I recognize that this sounds like boot camp, but it’s not. Most boot camps involve constant reminding about using the potty, requirements for sitting on the potty at certain times of day for set periods of time, and rewards for using the toilet. It is adult-driven. The model I am suggesting is quite different in that it entails trusting the child to figure out how to control his body in an age-appropriate way and to master a new challenge for which he already has the skills to achieve.
Keep in mind that when your child does pee or poop in the toilet, don’t go overboard with excitement as that can lead to regression (see Part 1.) It can feel intrusive and overwhelming. It also means that when your child doesn’t use the potty, he is disappointing you which makes the whole pottying process fraught with emotion. Instead, acknowledge your child’s success in a way that communicates that it is his accomplishment. Point out the benefits for him of making the choice to use the potty: “You felt the pee coming, got yourself to the potty and let it go. You had total control. Now there’s no need to change a diaper. Back to playing!”

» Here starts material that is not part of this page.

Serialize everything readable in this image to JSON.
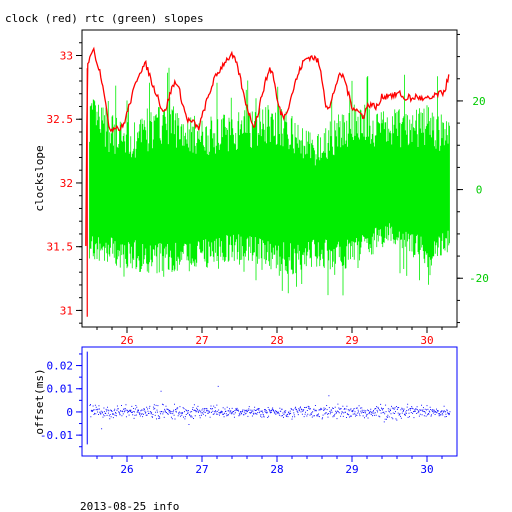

Potty-learning challenges can be very complex and confusing. They are often caused by underlying issues your child is struggling with. So, if you are in the midst of a challenge around pottying that you feel is having a negative effect on your child (and family), I encourage you to seek consultation for two important reasons: 1) The way you approach this process has an impact on your child beyond learning to use the potty. You are sending him messages about his capacity to regulate himself which is critical to his overall development; and, 2) Understanding the root cause of the struggles your child is experiencing can be hard to figure out. A trained child development specialist can help you put together the pieces of the puzzle that make up your child’s behavior. This can help you approach the challenge in a positive and effective way that supports your child’s overall development. And, the insight you gain about what makes your child tick can help you anticipate other developmental tasks or experiences that might pose challenges for him as he grows. It can provide a roadmap for how to support him through other challenges he may face.